While campaigning in Fort Myers, Fla., on Jan. 26, he told a crowd: “In the conflict that we’re in, I’m the only one that said we have to abandon the Rumsfeld strategy — and Rumsfeld — and adopt a new strategy.” Four days later during a debate at the Ronald Reagan Presidential Library in Simi Valley, Calif., aired on CNN, McCain said, “I’m the only one that said that Rumsfeld had to go.”
A McCain spokesman acknowledged this week that that was not correct.
Great, McCain aides are willing to admit that McCain is wrong, but CNN’s Wolf Blitzer and Gloria Borger aren’t.

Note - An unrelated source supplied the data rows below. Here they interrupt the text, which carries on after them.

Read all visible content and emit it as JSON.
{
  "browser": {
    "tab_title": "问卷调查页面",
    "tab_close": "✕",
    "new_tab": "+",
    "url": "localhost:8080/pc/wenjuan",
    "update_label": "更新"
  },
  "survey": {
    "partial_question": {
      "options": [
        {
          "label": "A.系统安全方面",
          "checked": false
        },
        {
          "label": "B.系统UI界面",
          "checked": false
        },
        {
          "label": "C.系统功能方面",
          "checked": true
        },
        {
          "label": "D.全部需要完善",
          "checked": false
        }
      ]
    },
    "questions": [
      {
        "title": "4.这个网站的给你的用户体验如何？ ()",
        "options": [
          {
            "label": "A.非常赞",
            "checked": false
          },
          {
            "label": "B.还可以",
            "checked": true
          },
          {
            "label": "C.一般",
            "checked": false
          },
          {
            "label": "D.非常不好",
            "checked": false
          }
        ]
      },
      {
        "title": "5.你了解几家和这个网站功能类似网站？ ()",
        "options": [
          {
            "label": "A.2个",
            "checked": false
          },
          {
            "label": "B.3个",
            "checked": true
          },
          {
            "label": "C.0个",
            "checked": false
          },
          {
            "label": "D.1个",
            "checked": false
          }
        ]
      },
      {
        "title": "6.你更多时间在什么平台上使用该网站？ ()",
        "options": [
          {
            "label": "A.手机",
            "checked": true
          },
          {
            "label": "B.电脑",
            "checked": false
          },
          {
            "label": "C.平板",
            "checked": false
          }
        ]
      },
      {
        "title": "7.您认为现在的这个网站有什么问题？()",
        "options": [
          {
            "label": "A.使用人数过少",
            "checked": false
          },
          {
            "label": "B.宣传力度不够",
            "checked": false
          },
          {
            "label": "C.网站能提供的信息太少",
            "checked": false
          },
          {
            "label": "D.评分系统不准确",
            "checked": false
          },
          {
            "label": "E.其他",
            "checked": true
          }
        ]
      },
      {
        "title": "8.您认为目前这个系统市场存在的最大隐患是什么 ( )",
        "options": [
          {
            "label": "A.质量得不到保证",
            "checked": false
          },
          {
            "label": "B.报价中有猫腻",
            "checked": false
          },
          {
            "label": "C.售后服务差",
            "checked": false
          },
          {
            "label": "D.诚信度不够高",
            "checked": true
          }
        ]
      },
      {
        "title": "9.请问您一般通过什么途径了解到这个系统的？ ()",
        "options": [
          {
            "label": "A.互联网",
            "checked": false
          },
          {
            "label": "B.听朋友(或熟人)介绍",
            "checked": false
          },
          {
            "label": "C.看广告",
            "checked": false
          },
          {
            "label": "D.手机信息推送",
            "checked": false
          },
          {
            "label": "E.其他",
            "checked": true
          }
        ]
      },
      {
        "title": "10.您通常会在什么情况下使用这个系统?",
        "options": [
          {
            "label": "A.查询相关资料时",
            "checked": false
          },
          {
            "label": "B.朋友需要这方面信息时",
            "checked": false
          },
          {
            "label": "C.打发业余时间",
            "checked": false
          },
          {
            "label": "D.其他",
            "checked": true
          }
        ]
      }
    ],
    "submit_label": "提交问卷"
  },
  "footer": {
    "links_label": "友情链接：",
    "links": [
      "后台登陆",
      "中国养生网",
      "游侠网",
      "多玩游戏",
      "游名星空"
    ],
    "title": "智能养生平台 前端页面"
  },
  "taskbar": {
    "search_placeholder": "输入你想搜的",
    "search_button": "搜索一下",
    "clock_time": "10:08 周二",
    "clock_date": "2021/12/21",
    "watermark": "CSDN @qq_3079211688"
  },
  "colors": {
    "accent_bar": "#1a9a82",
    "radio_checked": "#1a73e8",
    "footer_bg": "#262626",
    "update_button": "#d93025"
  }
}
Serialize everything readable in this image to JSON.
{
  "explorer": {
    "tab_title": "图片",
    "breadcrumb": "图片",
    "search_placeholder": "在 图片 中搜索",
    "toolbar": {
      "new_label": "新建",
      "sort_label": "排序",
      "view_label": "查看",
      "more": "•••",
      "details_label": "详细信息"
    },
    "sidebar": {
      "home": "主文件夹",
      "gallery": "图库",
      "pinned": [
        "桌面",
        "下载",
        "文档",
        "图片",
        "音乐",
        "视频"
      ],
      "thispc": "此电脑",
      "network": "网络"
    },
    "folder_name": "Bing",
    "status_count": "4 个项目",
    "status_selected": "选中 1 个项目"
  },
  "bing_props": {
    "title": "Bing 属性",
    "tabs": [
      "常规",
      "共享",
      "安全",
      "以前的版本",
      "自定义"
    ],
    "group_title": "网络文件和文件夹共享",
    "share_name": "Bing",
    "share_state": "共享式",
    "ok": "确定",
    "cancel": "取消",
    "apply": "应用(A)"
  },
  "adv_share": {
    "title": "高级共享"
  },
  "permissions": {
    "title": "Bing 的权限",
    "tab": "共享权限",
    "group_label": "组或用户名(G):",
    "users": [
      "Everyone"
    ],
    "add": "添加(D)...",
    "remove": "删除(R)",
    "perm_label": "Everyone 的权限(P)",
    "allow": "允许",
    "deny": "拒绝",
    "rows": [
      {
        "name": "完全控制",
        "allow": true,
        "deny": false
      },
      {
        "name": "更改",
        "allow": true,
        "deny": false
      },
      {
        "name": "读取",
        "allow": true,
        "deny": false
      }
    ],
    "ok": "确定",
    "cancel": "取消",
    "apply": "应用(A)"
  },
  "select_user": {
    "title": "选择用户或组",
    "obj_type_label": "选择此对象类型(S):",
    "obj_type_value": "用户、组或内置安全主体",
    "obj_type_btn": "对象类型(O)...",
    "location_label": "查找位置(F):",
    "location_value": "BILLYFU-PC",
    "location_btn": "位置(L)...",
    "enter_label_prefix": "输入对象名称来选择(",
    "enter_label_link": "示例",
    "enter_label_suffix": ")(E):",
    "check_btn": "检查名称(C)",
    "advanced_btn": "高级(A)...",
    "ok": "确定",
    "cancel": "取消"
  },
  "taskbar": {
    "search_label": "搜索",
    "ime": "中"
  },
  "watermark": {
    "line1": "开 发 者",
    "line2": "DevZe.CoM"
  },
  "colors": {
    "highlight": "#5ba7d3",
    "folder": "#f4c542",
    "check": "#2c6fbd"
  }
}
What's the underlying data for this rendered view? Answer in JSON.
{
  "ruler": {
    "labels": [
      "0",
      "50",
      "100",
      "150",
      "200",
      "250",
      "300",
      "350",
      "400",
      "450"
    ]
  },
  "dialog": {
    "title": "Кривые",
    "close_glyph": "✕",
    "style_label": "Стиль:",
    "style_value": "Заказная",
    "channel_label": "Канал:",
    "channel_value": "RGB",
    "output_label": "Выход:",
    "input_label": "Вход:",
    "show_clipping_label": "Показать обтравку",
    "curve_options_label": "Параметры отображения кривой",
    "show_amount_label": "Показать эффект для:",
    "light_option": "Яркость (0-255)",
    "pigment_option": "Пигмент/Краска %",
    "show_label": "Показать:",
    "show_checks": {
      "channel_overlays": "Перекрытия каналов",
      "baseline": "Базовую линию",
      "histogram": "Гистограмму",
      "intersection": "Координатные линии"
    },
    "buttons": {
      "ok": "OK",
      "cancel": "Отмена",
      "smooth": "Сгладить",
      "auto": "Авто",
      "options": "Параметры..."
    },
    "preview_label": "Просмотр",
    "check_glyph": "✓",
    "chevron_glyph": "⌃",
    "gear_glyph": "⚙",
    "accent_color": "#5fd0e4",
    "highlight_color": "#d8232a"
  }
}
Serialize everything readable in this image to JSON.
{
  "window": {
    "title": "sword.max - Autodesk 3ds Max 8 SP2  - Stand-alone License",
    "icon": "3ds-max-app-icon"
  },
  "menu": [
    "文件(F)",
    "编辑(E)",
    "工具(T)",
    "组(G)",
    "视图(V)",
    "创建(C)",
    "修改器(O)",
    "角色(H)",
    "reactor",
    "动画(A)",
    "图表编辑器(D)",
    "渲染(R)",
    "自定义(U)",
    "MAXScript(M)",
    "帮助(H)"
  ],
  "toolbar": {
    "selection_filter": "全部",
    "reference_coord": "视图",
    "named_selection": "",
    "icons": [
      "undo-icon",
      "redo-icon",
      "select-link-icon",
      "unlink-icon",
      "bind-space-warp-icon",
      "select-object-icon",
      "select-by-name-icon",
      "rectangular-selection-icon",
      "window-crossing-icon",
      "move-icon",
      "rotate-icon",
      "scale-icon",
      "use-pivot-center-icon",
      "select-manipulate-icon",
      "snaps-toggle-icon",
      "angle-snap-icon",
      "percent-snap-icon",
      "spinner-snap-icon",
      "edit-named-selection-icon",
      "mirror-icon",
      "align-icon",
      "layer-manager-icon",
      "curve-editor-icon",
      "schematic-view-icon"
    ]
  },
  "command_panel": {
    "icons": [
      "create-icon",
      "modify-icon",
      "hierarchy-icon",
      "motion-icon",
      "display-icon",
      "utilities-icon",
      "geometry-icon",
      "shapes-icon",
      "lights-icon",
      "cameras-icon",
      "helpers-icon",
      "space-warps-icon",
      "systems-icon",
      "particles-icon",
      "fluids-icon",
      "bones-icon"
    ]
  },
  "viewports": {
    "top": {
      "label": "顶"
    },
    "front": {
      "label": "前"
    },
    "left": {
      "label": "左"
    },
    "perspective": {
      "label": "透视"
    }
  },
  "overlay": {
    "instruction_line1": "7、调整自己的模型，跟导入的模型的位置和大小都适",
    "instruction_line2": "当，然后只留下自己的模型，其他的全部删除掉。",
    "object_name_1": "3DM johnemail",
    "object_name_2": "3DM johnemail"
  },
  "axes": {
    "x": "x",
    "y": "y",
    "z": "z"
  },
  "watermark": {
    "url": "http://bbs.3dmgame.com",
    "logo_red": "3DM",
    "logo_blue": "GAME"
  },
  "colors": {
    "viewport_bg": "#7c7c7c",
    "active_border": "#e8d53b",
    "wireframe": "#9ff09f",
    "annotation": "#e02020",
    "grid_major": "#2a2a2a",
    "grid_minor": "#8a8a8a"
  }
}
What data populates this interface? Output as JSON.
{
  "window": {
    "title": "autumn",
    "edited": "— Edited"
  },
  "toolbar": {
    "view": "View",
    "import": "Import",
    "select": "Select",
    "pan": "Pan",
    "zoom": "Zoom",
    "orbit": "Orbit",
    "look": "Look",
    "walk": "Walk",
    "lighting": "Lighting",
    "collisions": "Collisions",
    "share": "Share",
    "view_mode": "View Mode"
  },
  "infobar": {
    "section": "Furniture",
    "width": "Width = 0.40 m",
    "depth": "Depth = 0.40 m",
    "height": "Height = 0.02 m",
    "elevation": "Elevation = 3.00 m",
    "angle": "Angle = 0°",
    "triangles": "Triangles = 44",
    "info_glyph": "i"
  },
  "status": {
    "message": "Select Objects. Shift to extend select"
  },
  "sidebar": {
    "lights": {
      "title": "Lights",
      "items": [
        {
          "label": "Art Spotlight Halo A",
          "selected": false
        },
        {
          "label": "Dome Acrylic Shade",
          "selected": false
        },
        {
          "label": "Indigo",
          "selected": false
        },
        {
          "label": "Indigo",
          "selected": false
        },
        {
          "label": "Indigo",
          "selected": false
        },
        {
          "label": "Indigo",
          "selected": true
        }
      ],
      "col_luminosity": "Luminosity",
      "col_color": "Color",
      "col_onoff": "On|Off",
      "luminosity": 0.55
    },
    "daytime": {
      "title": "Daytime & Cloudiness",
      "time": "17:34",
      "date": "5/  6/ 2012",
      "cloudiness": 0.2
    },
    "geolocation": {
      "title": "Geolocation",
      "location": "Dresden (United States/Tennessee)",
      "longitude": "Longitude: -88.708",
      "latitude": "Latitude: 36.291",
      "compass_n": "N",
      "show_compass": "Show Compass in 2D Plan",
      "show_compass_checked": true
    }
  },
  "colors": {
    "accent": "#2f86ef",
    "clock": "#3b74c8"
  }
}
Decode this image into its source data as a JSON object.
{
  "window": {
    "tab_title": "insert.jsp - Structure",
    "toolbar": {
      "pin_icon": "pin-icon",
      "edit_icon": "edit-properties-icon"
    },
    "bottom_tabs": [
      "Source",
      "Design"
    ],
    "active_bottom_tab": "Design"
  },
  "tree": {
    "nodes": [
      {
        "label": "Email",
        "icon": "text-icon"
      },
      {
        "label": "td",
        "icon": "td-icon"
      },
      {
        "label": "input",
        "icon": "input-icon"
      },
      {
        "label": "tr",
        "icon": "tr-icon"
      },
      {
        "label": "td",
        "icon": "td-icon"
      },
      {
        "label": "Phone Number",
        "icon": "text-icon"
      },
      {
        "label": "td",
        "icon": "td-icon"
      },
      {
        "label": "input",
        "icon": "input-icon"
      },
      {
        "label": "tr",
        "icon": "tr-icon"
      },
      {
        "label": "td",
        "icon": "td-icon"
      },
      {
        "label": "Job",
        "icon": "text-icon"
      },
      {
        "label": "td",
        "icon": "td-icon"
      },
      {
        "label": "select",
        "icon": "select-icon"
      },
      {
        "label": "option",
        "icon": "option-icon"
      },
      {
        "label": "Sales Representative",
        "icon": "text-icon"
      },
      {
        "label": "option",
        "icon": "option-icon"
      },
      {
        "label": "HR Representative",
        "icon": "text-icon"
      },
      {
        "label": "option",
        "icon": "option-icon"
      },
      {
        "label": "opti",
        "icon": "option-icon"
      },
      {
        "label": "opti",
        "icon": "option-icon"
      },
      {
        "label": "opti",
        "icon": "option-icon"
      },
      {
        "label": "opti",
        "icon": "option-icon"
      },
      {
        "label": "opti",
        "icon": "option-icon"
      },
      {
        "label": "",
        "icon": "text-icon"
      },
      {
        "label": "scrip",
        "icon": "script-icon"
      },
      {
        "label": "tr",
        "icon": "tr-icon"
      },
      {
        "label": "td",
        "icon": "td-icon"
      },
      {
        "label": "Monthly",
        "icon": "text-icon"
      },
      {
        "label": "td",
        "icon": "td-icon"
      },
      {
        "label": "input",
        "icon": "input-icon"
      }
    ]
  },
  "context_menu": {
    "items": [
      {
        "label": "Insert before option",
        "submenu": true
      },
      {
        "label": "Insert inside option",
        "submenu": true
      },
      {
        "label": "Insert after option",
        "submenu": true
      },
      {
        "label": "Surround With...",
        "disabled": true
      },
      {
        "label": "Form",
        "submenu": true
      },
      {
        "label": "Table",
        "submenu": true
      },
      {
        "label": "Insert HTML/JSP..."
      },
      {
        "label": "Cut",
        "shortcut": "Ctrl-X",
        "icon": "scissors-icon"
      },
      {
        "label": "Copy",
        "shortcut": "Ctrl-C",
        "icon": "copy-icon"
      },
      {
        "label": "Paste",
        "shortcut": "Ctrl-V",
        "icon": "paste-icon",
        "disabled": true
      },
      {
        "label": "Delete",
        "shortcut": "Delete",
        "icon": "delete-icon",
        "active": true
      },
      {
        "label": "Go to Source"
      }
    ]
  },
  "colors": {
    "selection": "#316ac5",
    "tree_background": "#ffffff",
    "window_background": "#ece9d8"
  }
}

As it happens, I understand McCain’s motivation for trying to deceive people. For his efforts to define himself as a vocal critic of the Bush administration’s failures in Iraq, McCain has been a cheerleader for the war for six years. Far from denouncing Rumsfeld’s strategy, McCain was praising it — telling Americans in 2004, “I’m confident we’re on the right course,” and insisting in 2005 that we must “stay the course.” McCain is no doubt embarrassed by his record, so he has to try to manufacture a new one and hope that no one notices.
Why Wolf Blitzer and Gloria Borger seem intent on helping him, though, remains a mystery.